The idea that to eat decent food requires much prep time in the kitchen isn't true.


> Of course this requires that you learn to cook, and have the time to do it.

True, although personally I think cooking is one of life's greatest joys! Making things from scratch that taste good and make people (i.e. your family) happy is worth the time, imo, and I try to do a couple good meals a week :)


> I can make a rare steak with sea salt and a big fresh spinach+tomato+olive oil+vinegar salad in 3 minutes

Not really. You spend additional time shopping for it, taking a break from other things, cleaning after, washing up, etc. That was one of the points of creating the product in the first place - dealing with food every day is boring for some people, so let's try to eliminate it.


> It takes out the entire creativity process of cooking, and for people who actually like cooking on a higher level also the process of selecting the right ingredients.

Did you ever try one of these services? Because that's the opposite of our experience. My wife is the cook in our family, and she loved it. She learned by example...seeing the quantities, getting an understanding of how to handle ingredients, practicing different cooking techniques, different variations, different flavors, etc., etc., etc...

Not only that, but we didn't get every meal from the service...she used what she learned to really branch out and make all kinds of things she never would have attempted in the past.

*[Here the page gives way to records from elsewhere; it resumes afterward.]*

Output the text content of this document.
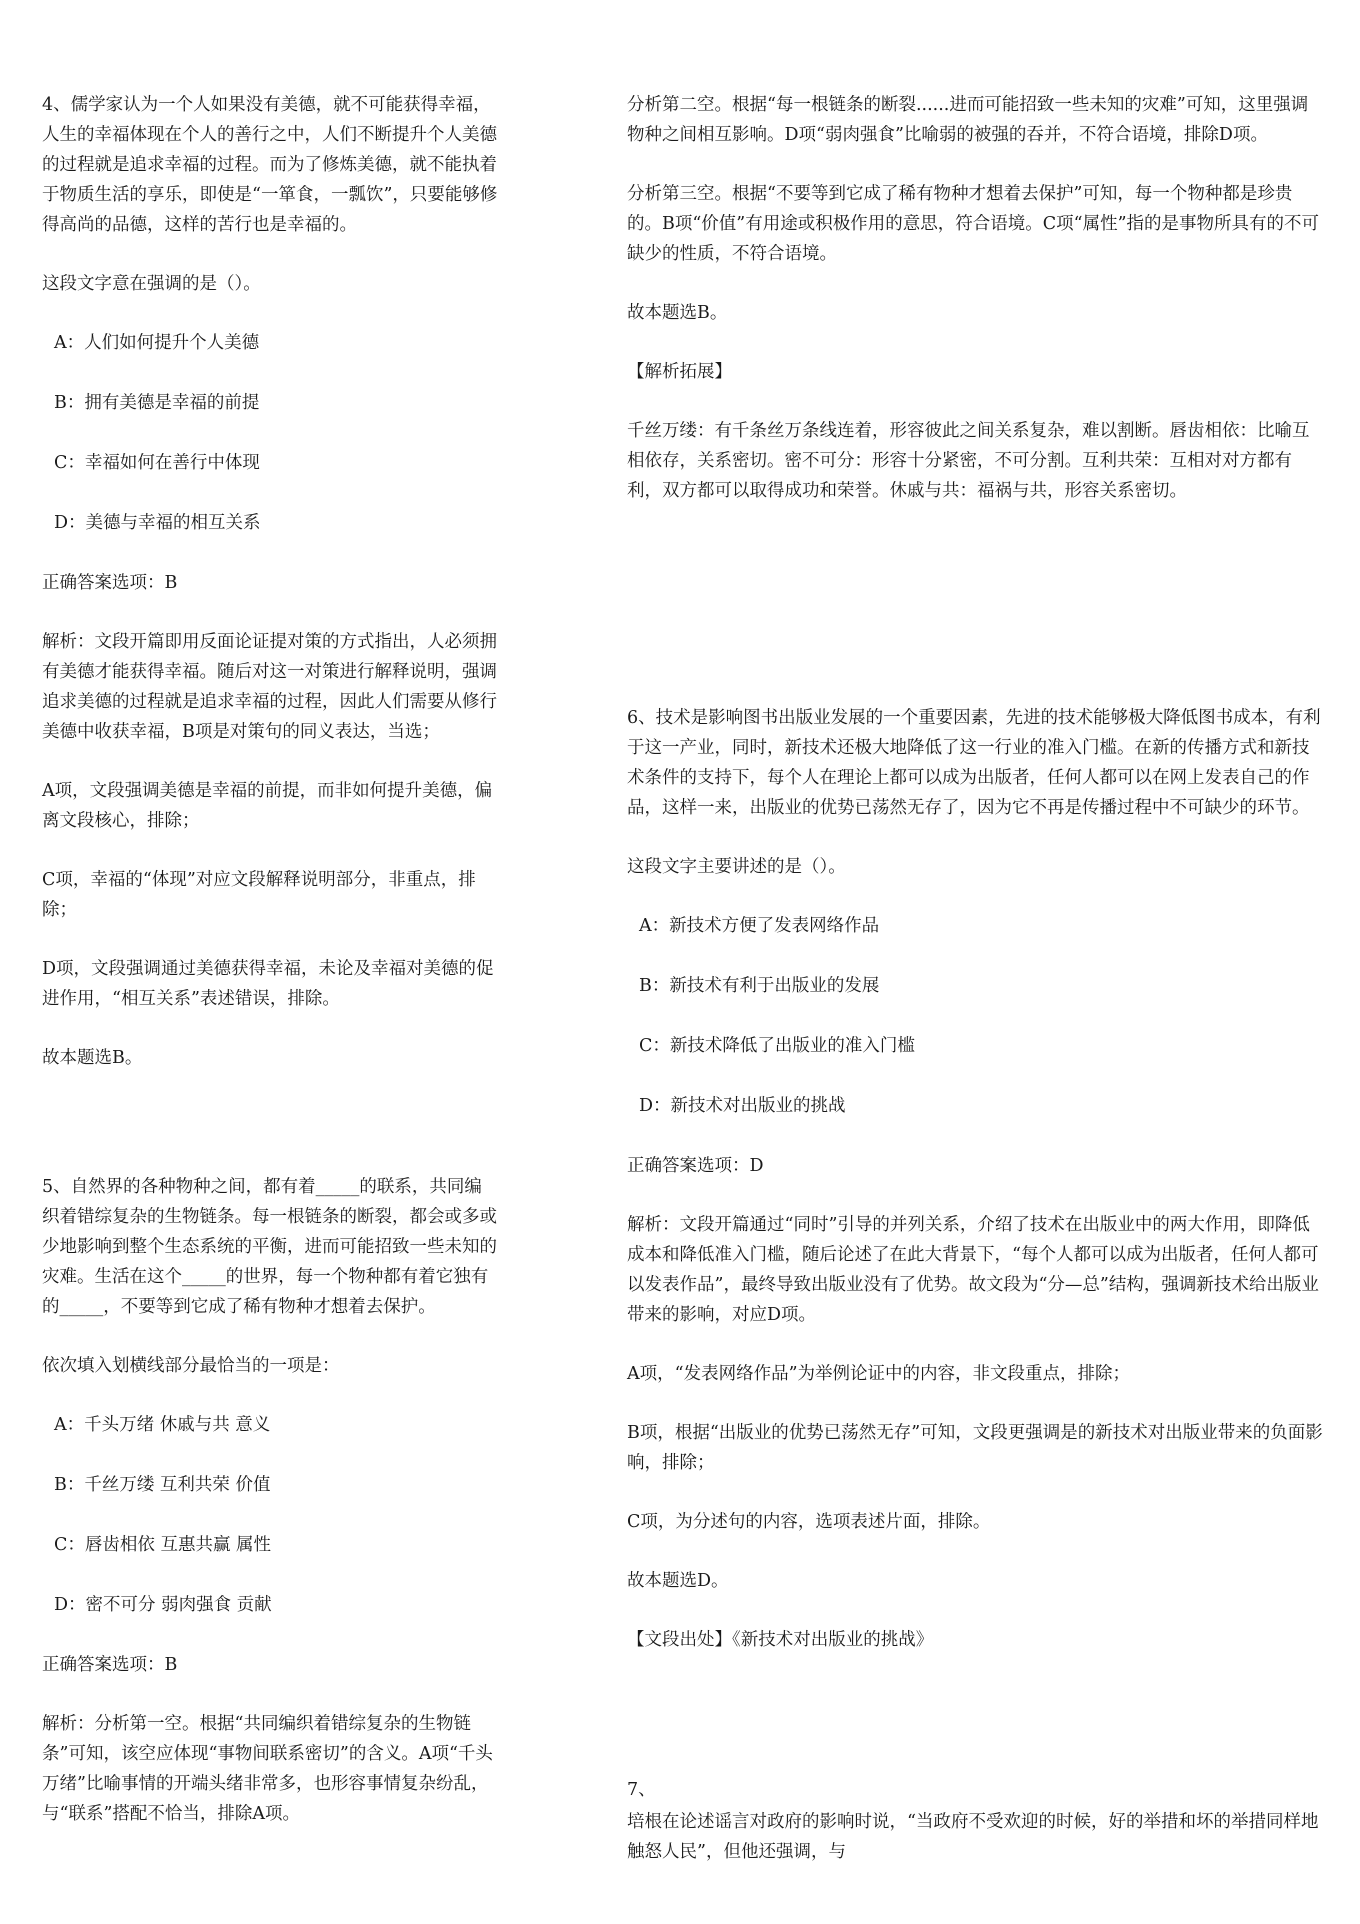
4、儒学家认为一个人如果没有美德，就不可能获得幸福，人生的幸福体现在个人的善行之中，人们不断提升个人美德的过程就是追求幸福的过程。而为了修炼美德，就不能执着于物质生活的享乐，即使是“一箪食，一瓢饮”，只要能够修得高尚的品德，这样的苦行也是幸福的。

这段文字意在强调的是（）。

A：人们如何提升个人美德

B：拥有美德是幸福的前提

C：幸福如何在善行中体现

D：美德与幸福的相互关系

正确答案选项：B

解析：文段开篇即用反面论证提对策的方式指出，人必须拥有美德才能获得幸福。随后对这一对策进行解释说明，强调追求美德的过程就是追求幸福的过程，因此人们需要从修行美德中收获幸福，B项是对策句的同义表达，当选；

A项，文段强调美德是幸福的前提，而非如何提升美德，偏离文段核心，排除；

C项，幸福的“体现”对应文段解释说明部分，非重点，排除；

D项，文段强调通过美德获得幸福，未论及幸福对美德的促进作用，“相互关系”表述错误，排除。

故本题选B。

5、自然界的各种物种之间，都有着_____的联系，共同编织着错综复杂的生物链条。每一根链条的断裂，都会或多或少地影响到整个生态系统的平衡，进而可能招致一些未知的灾难。生活在这个_____的世界，每一个物种都有着它独有的_____，不要等到它成了稀有物种才想着去保护。

依次填入划横线部分最恰当的一项是：

A：千头万绪 休戚与共 意义

B：千丝万缕 互利共荣 价值

C：唇齿相依 互惠共赢 属性

D：密不可分 弱肉强食 贡献

正确答案选项：B

解析：分析第一空。根据“共同编织着错综复杂的生物链条”可知，该空应体现“事物间联系密切”的含义。A项“千头万绪”比喻事情的开端头绪非常多，也形容事情复杂纷乱，与“联系”搭配不恰当，排除A项。

分析第二空。根据“每一根链条的断裂......进而可能招致一些未知的灾难”可知，这里强调物种之间相互影响。D项“弱肉强食”比喻弱的被强的吞并，不符合语境，排除D项。

分析第三空。根据“不要等到它成了稀有物种才想着去保护”可知，每一个物种都是珍贵的。B项“价值”有用途或积极作用的意思，符合语境。C项“属性”指的是事物所具有的不可缺少的性质，不符合语境。

故本题选B。

【解析拓展】

千丝万缕：有千条丝万条线连着，形容彼此之间关系复杂，难以割断。唇齿相依：比喻互相依存，关系密切。密不可分：形容十分紧密，不可分割。互利共荣：互相对对方都有利，双方都可以取得成功和荣誉。休戚与共：福祸与共，形容关系密切。

6、技术是影响图书出版业发展的一个重要因素，先进的技术能够极大降低图书成本，有利于这一产业，同时，新技术还极大地降低了这一行业的准入门槛。在新的传播方式和新技术条件的支持下，每个人在理论上都可以成为出版者，任何人都可以在网上发表自己的作品，这样一来，出版业的优势已荡然无存了，因为它不再是传播过程中不可缺少的环节。

这段文字主要讲述的是（）。

A：新技术方便了发表网络作品

B：新技术有利于出版业的发展

C：新技术降低了出版业的准入门槛

D：新技术对出版业的挑战

正确答案选项：D

解析：文段开篇通过“同时”引导的并列关系，介绍了技术在出版业中的两大作用，即降低成本和降低准入门槛，随后论述了在此大背景下，“每个人都可以成为出版者，任何人都可以发表作品”，最终导致出版业没有了优势。故文段为“分—总”结构，强调新技术给出版业带来的影响，对应D项。

A项，“发表网络作品”为举例论证中的内容，非文段重点，排除；

B项，根据“出版业的优势已荡然无存”可知，文段更强调是的新技术对出版业带来的负面影响，排除；

C项，为分述句的内容，选项表述片面，排除。

故本题选D。

【文段出处】《新技术对出版业的挑战》

7、

培根在论述谣言对政府的影响时说，“当政府不受欢迎的时候，好的举措和坏的举措同样地触怒人民”，但他还强调，与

We always knew we were paying a premium for the convenience and variety, but it's a trade-off a lot of busy families are willing to make. It allowed us to prepare something at home instead of getting fast food or going to a restaurant, which would have been even more expensive.


> You can cook a meal of almost any kind in 30 minutes or less.

So the recipe magically chooses itself?

So the food magically appears in your fridge?

So the dishes magically wash themselves afterwards?

So the left-over ingredients magically use themselves up?

I really hate when people downplay the time cost involved in food preparation by focussing on only one step of the procedure.


>> I'd argue that one area of invention that has continued is essentially outsourcing home tasks in areas like food prep rather than creating new appliances to do them in the house.

Actually if you do it right, it can take around 2-2.5 hours each week to freeze meals for the whole week

https://www.reddit.com/r/MealPrepSunday

https://mealprepsunday.wordpress.com/2015/03/09/hello-world/

On the other hand, while there are some tasty ,high quality frozen foods(like the french chain Picard) , they're more expensive , so people still make their own.